After we had all finished…our shakes and milk glasses…the consensus was to move along to the next dairy of choice, in which a lively blues band had started to play, and the mood was vibrant. At the entrance to the dairy, there sat one of those pesky hostess wenches that just wants your money and checks to make sure your not an underage teenager who snuck out of their parents house. Just when I was about to lament the fact that I wasn't carrying the $5 needed to gain entrance, TInder Girl pulled out a wallet, and showed the girl at the door. With a surprised and irksome look on her face, she waved us all in to the bar. We had kept our $5, and the plot had thickened more. 

When our time at the music filled…dairy…had ended we journeyed to the only place that made sense: the dance club. Before we got to the entrance one of Tinder Girl's friend whispered, "I hope they don't do a frisk down" with a wink "cause some of us are packin" as she motioned to her leg. The foggy conscience I called my mental state heard what she had said, but couldn't respond in any other manner than with laughter. 
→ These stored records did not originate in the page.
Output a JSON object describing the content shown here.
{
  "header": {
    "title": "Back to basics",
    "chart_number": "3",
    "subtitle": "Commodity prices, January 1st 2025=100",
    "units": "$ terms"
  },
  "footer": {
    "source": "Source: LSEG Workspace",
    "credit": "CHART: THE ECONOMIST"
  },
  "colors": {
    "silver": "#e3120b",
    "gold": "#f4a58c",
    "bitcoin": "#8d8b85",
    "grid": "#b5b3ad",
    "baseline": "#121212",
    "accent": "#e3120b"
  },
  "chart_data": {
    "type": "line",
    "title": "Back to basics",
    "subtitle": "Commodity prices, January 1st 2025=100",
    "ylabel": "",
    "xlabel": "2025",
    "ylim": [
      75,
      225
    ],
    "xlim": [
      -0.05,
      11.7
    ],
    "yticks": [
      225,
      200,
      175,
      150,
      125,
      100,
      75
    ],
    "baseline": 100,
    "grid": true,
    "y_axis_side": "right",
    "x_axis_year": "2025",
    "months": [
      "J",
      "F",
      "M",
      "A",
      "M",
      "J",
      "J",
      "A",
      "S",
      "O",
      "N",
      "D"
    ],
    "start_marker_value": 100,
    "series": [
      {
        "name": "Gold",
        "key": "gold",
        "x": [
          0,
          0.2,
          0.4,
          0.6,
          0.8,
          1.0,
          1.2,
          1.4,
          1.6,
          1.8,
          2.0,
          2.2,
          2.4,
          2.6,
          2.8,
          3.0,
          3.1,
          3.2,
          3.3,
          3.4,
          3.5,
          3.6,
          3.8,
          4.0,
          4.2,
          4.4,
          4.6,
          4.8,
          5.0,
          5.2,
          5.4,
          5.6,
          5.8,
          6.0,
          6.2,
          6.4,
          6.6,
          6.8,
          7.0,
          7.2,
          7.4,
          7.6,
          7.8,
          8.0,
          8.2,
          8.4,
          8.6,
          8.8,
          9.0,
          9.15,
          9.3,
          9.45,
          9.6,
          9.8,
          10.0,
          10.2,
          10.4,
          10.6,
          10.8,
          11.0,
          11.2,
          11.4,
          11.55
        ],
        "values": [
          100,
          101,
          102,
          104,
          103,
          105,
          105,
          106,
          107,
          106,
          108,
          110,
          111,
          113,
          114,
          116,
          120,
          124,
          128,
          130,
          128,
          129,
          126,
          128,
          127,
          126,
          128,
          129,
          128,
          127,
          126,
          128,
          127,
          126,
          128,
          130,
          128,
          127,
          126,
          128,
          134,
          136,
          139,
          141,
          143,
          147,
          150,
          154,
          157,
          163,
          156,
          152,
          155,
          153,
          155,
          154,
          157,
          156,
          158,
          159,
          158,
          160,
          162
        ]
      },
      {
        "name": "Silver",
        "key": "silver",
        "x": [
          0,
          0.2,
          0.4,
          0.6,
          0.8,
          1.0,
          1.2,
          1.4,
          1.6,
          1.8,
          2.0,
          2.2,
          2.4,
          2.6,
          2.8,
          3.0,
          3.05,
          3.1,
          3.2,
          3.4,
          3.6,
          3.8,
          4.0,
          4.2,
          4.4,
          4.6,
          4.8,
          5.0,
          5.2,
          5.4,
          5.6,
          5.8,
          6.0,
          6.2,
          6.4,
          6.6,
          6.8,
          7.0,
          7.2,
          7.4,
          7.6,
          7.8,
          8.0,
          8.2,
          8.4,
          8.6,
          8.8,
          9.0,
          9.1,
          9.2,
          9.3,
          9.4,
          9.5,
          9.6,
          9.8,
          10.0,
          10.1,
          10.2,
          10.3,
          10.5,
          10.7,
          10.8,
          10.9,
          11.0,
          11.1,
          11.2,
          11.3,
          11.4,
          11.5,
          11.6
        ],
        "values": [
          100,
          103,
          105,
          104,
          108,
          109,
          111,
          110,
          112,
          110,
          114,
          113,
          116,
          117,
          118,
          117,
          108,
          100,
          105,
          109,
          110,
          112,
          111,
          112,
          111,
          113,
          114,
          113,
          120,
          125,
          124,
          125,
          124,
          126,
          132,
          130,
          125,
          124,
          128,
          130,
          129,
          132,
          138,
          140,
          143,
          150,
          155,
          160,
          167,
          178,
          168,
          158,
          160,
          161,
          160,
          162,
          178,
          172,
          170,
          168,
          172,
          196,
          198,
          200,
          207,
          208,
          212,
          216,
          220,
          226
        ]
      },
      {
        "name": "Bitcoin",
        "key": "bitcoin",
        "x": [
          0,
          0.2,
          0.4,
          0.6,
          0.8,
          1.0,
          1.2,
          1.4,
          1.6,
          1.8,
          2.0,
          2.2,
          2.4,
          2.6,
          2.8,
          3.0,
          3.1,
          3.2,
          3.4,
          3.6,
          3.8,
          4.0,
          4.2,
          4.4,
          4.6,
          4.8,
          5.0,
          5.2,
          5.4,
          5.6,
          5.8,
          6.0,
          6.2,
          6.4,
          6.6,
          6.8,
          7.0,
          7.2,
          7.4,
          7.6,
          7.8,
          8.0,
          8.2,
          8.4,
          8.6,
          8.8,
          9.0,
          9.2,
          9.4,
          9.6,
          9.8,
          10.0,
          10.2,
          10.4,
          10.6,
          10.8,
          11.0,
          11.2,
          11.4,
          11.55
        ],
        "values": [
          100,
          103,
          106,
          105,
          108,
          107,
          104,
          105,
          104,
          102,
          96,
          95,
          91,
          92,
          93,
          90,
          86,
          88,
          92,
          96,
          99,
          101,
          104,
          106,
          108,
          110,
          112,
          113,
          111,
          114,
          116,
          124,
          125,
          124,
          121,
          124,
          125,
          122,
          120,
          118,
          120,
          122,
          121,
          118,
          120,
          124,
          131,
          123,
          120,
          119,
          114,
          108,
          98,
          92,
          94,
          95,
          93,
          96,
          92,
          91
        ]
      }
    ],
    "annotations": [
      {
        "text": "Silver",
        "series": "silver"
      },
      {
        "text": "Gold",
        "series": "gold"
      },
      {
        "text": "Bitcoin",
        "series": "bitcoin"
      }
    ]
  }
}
Upon leaving the dance club at 2 a.m, we ventured to the ladies' apartment, just a few blocks away. Darin tried eagerly to swoon his Tinder love and persuade her to let him come up with her to the place where I imagined they would probably just play a board game or some other innocent activity that had nothing to do with sex. Naivety aside, I desperately hoped that nothing would come of their dance and leave me either forced to head upstairs with them to an unknown fate or left on my own to find a way home. As they bantered back and forth in flirtatious fashion, I let my milk influenced gaze take in the empty streets and dark buildings, and feel the magnitude of the vacancy. After a couple minutes of this indecisive dialogue she curtly said goodbye and walked up the stairs...alone. Without seeming too distraught, Darin turned to me and shrugged his shoulders. 

"Lets get a cab," he said. Off we went in search of our ride home away from the revelrous evening that brought us in contact with the Law; even if they were off-duty.